Quando a Anorexia Nervosa se desenvolve em numa
pessoa durante a infância ou início da adolescência,
pode haver fracasso em fazer os ganhos de peso
esperados, embora possa haver ganho na altura.
A
pessoa que pesa menos que 85% do peso considerado
normal para a idade e altura costuma ser um dado
valioso para se pensar em anorexia. A CID-10 (Classificação
Internacional de Doenças) recomenda que a pessoa
tenha um Índice de Massa Corporal (IMC) igual ou
inferior a 17,5 kg/m2 sugestivo de anorexia. O IMC é
calculado dividindo-se o peso em quilogramas pela
altura em metros. Essas medidas ou índices são
apenas diretrizes sugeridas para o clínico, pois não
é razoável especificar um padrão único para um
peso normal mínimo aplicável a todos os pacientes
de determinada idade e altura. Ao determinar um peso
normal mínimo, o médico deve considerar não apenas
essas diretrizes, mas sobretudo a constituição
corporal e a história ponderal do paciente.
A perda
de peso nas pessoas com Anorexia Nervosa é obtida,
principalmente, através da redução do consumo
alimentar total, embora alguns pacientes possam começar
"o regime" excluindo de sua dieta aquilo
que percebem como sendo alimentos altamente calóricos.

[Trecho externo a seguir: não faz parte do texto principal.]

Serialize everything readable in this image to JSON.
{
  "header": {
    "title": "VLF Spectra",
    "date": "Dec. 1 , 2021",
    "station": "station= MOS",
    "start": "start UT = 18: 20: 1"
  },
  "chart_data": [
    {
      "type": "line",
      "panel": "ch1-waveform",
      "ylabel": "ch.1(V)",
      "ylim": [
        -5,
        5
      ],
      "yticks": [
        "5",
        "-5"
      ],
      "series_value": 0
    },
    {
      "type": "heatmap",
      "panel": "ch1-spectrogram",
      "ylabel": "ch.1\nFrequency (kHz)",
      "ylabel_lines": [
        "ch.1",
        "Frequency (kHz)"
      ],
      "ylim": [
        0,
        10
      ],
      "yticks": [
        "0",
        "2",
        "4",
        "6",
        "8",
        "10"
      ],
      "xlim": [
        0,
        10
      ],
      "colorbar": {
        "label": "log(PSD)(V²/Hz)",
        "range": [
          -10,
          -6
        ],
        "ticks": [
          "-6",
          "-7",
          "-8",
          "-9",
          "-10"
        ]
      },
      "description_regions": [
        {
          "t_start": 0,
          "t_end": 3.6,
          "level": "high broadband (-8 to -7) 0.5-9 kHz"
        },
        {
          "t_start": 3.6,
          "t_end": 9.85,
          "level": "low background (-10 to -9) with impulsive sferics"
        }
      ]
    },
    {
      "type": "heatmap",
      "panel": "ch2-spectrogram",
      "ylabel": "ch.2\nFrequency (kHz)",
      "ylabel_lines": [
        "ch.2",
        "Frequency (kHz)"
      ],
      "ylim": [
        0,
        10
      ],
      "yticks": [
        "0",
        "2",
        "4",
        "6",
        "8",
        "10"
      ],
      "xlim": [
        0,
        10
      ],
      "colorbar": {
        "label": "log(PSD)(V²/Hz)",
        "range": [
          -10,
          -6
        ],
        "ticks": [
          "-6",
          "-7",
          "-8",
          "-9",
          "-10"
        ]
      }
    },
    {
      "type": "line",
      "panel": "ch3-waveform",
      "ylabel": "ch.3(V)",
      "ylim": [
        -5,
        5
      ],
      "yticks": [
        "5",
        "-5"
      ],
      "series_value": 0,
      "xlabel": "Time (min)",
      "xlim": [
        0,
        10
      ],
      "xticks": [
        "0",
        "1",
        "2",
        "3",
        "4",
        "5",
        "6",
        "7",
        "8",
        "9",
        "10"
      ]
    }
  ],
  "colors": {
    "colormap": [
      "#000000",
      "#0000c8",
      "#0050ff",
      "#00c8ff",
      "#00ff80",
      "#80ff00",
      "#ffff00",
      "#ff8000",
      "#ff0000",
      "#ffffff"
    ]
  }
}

De modo geral, a maioria dos pacientes termina com
uma dieta muito restrita, por vezes limitada a apenas
alguns poucos tipos de alimentos. Nos casos mais
graves o paciente adota métodos adicionais de perda
de peso, os quais incluem auto-indução de vômito,
uso indevido de laxantes ou diuréticos e prática de
exercícios intensos ou excessivos.
As
pessoas com este transtorno têm muito medo de ganhar
peso ou ficar gordos e este medo geralmente não é
aliviado pela perda de peso. Na verdade, a preocupação
com o ganho ponderal freqüentemente aumenta à
medida que o peso real diminui.
A vivência
e a importância do peso e da forma corporal, como
dissemos, são distorcidas nesses pacientes. Alguns
deles acham que têm um excesso de peso global,
independentemente dos resultados contrários da balança.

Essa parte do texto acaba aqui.